Comparing five different sources


I need to write a function which will compare 2-5 "files" (well really 2-5 sets of database rows, but similar concept), and I have no clue of how to do it. The resulting diff should present the 2-5 files side by side. The output should show added, removed, changed and unchanged rows, with a column for each file.

What algorithm should I use to traverse rows so as to keep complexity low? The number of rows per file is less than 10,000. I probably won't need External Merge as total data size is in the megabyte range. Simple and readable code would of course also be nice, but it's not a must.

Edit: the files may be derived from some unknown source, there is no "original" to which the other 1-4 files can be compared to; all files will have to be compared to the others in their own right somehow.

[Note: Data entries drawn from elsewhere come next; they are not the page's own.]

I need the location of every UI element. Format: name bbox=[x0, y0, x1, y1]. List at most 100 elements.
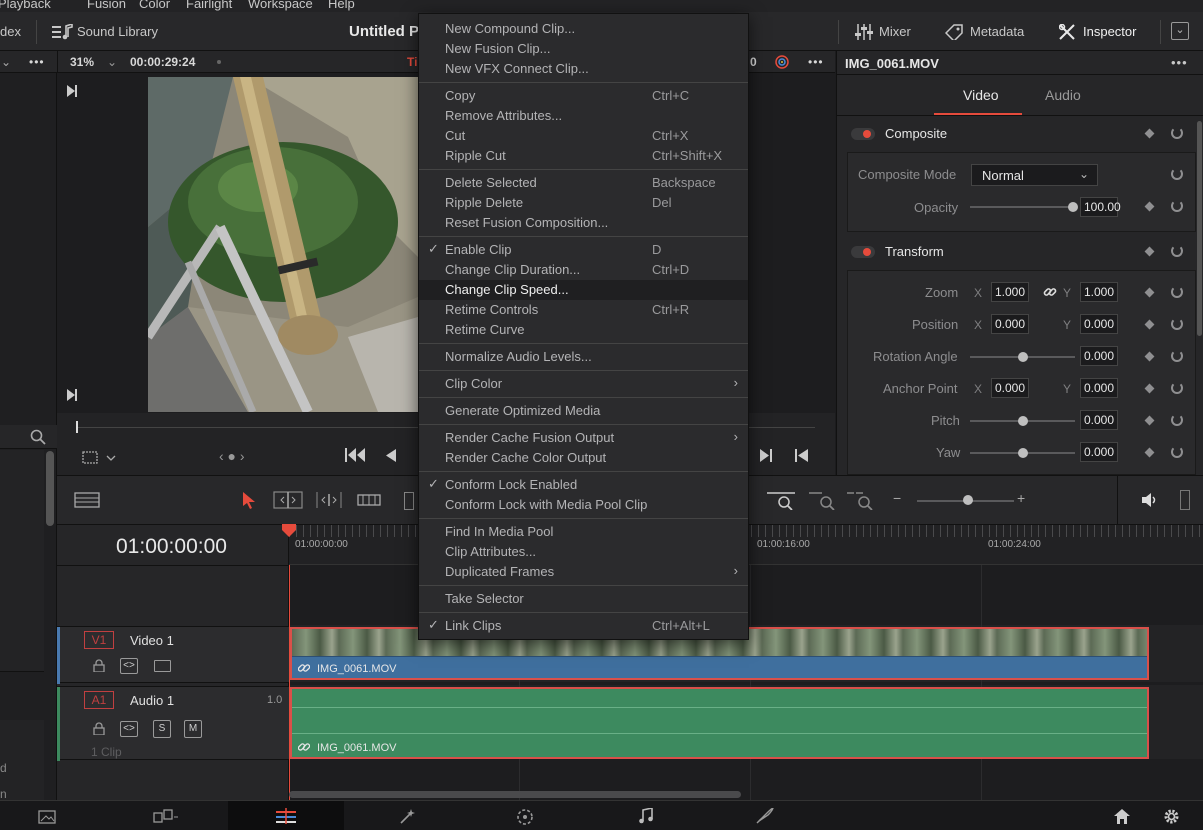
color-wheel-icon[interactable] bbox=[773, 54, 791, 73]
anchor-y-field[interactable]: 0.000 bbox=[1080, 378, 1118, 398]
transform-toggle[interactable] bbox=[851, 246, 875, 258]
zoom-x-field[interactable]: 1.000 bbox=[991, 282, 1029, 302]
media-page-icon[interactable] bbox=[38, 810, 56, 827]
menu-item-duplicated-frames[interactable]: Duplicated Frames › bbox=[419, 562, 748, 582]
inspector-button[interactable]: Inspector bbox=[1083, 24, 1136, 39]
menu-item-cut[interactable]: Cut Ctrl+X bbox=[419, 126, 748, 146]
lock-icon[interactable] bbox=[93, 659, 105, 675]
audio-clip[interactable]: IMG_0061.MOV bbox=[290, 687, 1149, 759]
mixer-button[interactable]: Mixer bbox=[879, 24, 911, 39]
reset-icon[interactable] bbox=[1171, 414, 1183, 426]
zoom-dropdown-icon[interactable]: ⌄ bbox=[107, 55, 117, 69]
more-options-icon[interactable]: ••• bbox=[1171, 55, 1188, 70]
menu-item-clip-attributes[interactable]: Clip Attributes... bbox=[419, 542, 748, 562]
metadata-button[interactable]: Metadata bbox=[970, 24, 1024, 39]
position-y-field[interactable]: 0.000 bbox=[1080, 314, 1118, 334]
left-scrollbar[interactable] bbox=[46, 451, 54, 526]
mute-button[interactable]: M bbox=[184, 720, 202, 738]
menu-item-retime-curve[interactable]: Retime Curve bbox=[419, 320, 748, 340]
opacity-slider-knob[interactable] bbox=[1068, 202, 1078, 212]
menu-playback[interactable]: Playback bbox=[0, 0, 51, 11]
menu-item-new-vfx-connect-clip[interactable]: New VFX Connect Clip... bbox=[419, 59, 748, 79]
menu-fairlight[interactable]: Fairlight bbox=[186, 0, 232, 11]
viewer-options-icon[interactable] bbox=[82, 451, 116, 468]
menu-item-ripple-cut[interactable]: Ripple Cut Ctrl+Shift+X bbox=[419, 146, 748, 166]
menu-item-conform-lock-with-media-pool-clip[interactable]: Conform Lock with Media Pool Clip bbox=[419, 495, 748, 515]
gear-icon[interactable] bbox=[1163, 808, 1180, 828]
forward-icon[interactable] bbox=[760, 449, 773, 465]
menu-item-copy[interactable]: Copy Ctrl+C bbox=[419, 86, 748, 106]
menu-item-conform-lock-enabled[interactable]: ✓ Conform Lock Enabled bbox=[419, 475, 748, 495]
zoom-y-field[interactable]: 1.000 bbox=[1080, 282, 1118, 302]
v1-badge[interactable]: V1 bbox=[84, 631, 114, 649]
solo-button[interactable]: S bbox=[153, 720, 171, 738]
timeline-view-options-icon[interactable] bbox=[74, 492, 100, 511]
opacity-value[interactable]: 100.00 bbox=[1080, 197, 1121, 217]
more-options-icon[interactable]: ••• bbox=[29, 55, 45, 69]
zoom-out-icon[interactable]: − bbox=[893, 490, 901, 506]
menu-item-reset-fusion-composition[interactable]: Reset Fusion Composition... bbox=[419, 213, 748, 233]
zoom-level[interactable]: 31% bbox=[70, 55, 94, 69]
video-track-name[interactable]: Video 1 bbox=[130, 633, 174, 648]
a1-badge[interactable]: A1 bbox=[84, 691, 114, 709]
last-frame-icon[interactable] bbox=[66, 389, 78, 404]
reset-icon[interactable] bbox=[1171, 200, 1183, 212]
auto-select-icon[interactable]: <> bbox=[120, 721, 138, 737]
link-icon[interactable] bbox=[1043, 285, 1057, 302]
reset-icon[interactable] bbox=[1171, 168, 1183, 180]
menu-item-new-compound-clip[interactable]: New Compound Clip... bbox=[419, 19, 748, 39]
playhead-marker[interactable] bbox=[76, 421, 78, 433]
expand-chevron-icon[interactable]: ⌄ bbox=[1171, 22, 1189, 40]
tab-video[interactable]: Video bbox=[963, 87, 999, 103]
reset-icon[interactable] bbox=[1171, 382, 1183, 394]
playhead-icon[interactable] bbox=[281, 524, 297, 541]
reset-icon[interactable] bbox=[1171, 286, 1183, 298]
sound-library-button[interactable]: Sound Library bbox=[77, 24, 158, 39]
selection-tool-icon[interactable] bbox=[242, 491, 256, 512]
zoom-detail-icon[interactable] bbox=[808, 490, 838, 513]
chevron-down-icon[interactable]: ⌄ bbox=[1, 55, 11, 69]
composite-mode-select[interactable]: Normal ⌄ bbox=[971, 164, 1098, 186]
menu-item-find-in-media-pool[interactable]: Find In Media Pool bbox=[419, 522, 748, 542]
skip-to-start-icon[interactable] bbox=[345, 448, 365, 465]
deliver-page-icon[interactable] bbox=[756, 806, 775, 827]
menu-help[interactable]: Help bbox=[328, 0, 355, 11]
search-icon[interactable] bbox=[30, 429, 46, 448]
rotation-slider-knob[interactable] bbox=[1018, 352, 1028, 362]
menu-item-take-selector[interactable]: Take Selector bbox=[419, 589, 748, 609]
timeline-timecode[interactable]: 01:00:00:00 bbox=[116, 535, 227, 559]
track-enable-icon[interactable] bbox=[154, 660, 171, 672]
menu-item-delete-selected[interactable]: Delete Selected Backspace bbox=[419, 173, 748, 193]
rotation-value[interactable]: 0.000 bbox=[1080, 346, 1118, 366]
reset-icon[interactable] bbox=[1171, 350, 1183, 362]
timeline-h-scrollbar[interactable] bbox=[289, 791, 741, 798]
menu-item-render-cache-fusion-output[interactable]: Render Cache Fusion Output › bbox=[419, 428, 748, 448]
opacity-slider[interactable] bbox=[970, 206, 1075, 208]
reset-icon[interactable] bbox=[1171, 318, 1183, 330]
tab-audio[interactable]: Audio bbox=[1045, 87, 1081, 103]
menu-item-link-clips[interactable]: ✓ Link Clips Ctrl+Alt+L bbox=[419, 616, 748, 636]
menu-fusion[interactable]: Fusion bbox=[87, 0, 126, 11]
first-frame-icon[interactable] bbox=[66, 85, 78, 100]
reset-icon[interactable] bbox=[1171, 245, 1183, 257]
inspector-scrollbar[interactable] bbox=[1197, 121, 1202, 336]
menu-item-enable-clip[interactable]: ✓ Enable Clip D bbox=[419, 240, 748, 260]
keyframe-diamond-icon[interactable] bbox=[1144, 128, 1155, 139]
color-page-icon[interactable] bbox=[516, 808, 534, 829]
cut-page-icon[interactable] bbox=[153, 809, 179, 828]
yaw-value[interactable]: 0.000 bbox=[1080, 442, 1118, 462]
menu-item-new-fusion-clip[interactable]: New Fusion Clip... bbox=[419, 39, 748, 59]
zoom-full-icon[interactable] bbox=[766, 490, 796, 513]
menu-item-generate-optimized-media[interactable]: Generate Optimized Media bbox=[419, 401, 748, 421]
fairlight-page-icon[interactable] bbox=[638, 807, 654, 827]
skip-to-end-icon[interactable] bbox=[795, 449, 808, 465]
zoom-in-icon[interactable]: + bbox=[1017, 490, 1025, 506]
timeline-zoom-knob[interactable] bbox=[963, 495, 973, 505]
reverse-icon[interactable] bbox=[386, 449, 396, 465]
home-icon[interactable] bbox=[1114, 809, 1130, 827]
anchor-x-field[interactable]: 0.000 bbox=[991, 378, 1029, 398]
position-x-field[interactable]: 0.000 bbox=[991, 314, 1029, 334]
menu-item-remove-attributes[interactable]: Remove Attributes... bbox=[419, 106, 748, 126]
dynamic-trim-icon[interactable] bbox=[314, 490, 344, 513]
pitch-value[interactable]: 0.000 bbox=[1080, 410, 1118, 430]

Edit 2: I, or rather my colleague, realized that the contents may be sorted, as the output order is irrelevant. This solution means using additional domain knowledge to this part of the application, but also that diff complexity is O(N) and less complicated code. This solution is simple and I'll disregards any answers to this edit when I close the bounty. However I'll answer my own question for future reference.


Solution

  • If all of the n files (where 2 <= n <= 5 for the example) have to be compared to the others, then it seems to me that the number of combinations to compare will be C(n,2), defined by (in Python, for instance) as:

    def C(n,k): 
        return math.factorial(n)/(math.factorial(k)*math.factorial(n-k))
    

    Thus, you would have 1, 3, 6 or 10 pairwise comparisons for n = 2, 3, 4, 5 respectively.

    The time complexity would then be C(n,2) times the complexity of the pairwise diff algorithm that you chose to use, which would be an expected O(ND), in the case of Myers' algorithm, where N is the sum of the lengths of the two sequences to be compared, A and B, and D is the size of the minimum edit script for A and B.

    I'm not sure about the environment in which you need this code but difflib in Python, as an example, can be used to find the differences between all sorts of sequences - not just text lines - so it might be useful to you. The difflib documentation doesn't say exactly what algorithm it uses, but its discussion of its time complexity makes me think that it is similar to Myers'.